Secuil Opini mengenai Post-Modernisme


Mudskipper. Ikan amphibi yang banyak terdapat di wilayah tropis. Barangkali bila diminta untuk memberikan satu ikon bagi era post-modernisme, saya akan mengajukan ikan ini sebagai maskot. Tidak hanya dapat keluar dari perairan, ia dapat memanjat pohon. Jadi kelak kalau era post-modernisme ini sudah lewat dan orang-orang di masa depan itu hendak mengklasifikasikan, merangkum dan menyimbolkan era ini, Mudskipper, voteku satu untuk kamu.
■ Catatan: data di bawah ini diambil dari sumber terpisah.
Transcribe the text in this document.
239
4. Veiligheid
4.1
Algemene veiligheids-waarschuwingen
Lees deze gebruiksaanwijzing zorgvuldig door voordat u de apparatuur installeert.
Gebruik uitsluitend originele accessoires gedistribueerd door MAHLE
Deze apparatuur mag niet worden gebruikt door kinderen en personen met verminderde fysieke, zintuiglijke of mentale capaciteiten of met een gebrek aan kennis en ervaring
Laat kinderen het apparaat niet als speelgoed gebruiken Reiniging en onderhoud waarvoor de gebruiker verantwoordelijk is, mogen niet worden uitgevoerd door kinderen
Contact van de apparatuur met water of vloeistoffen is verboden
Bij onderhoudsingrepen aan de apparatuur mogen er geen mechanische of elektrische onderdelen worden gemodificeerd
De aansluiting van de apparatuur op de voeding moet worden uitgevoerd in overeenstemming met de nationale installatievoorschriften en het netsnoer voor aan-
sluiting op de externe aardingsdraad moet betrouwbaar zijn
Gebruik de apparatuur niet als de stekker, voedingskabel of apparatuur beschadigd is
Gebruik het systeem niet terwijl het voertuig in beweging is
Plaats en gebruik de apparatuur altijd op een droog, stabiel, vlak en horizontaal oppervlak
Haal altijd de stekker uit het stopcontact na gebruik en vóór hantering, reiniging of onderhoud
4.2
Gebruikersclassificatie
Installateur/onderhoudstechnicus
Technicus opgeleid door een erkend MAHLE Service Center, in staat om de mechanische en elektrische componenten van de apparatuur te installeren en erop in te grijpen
"Bila kau menilai seekor ikan berdasarkan kemampuannya untuk memanjat pohon, ia akan menghabiskan seumur hidupnya untuk percaya bahwa ia bodoh."
--Albert Einstein

Dalam Post-Modernisme, tidak ada kebenaran yang pasti. Kebebasan berpikir, berpendapat, beropini, berawal darikritik terhadap pemikiran modernisme yang relatif searah. Eksistensialisme menjadi landasan bagi Post-Modernisme. Ia adalah aliran yang mengutamakan keindividualismean seseorang, dan peranannya sebagai seseorang di dunia ini.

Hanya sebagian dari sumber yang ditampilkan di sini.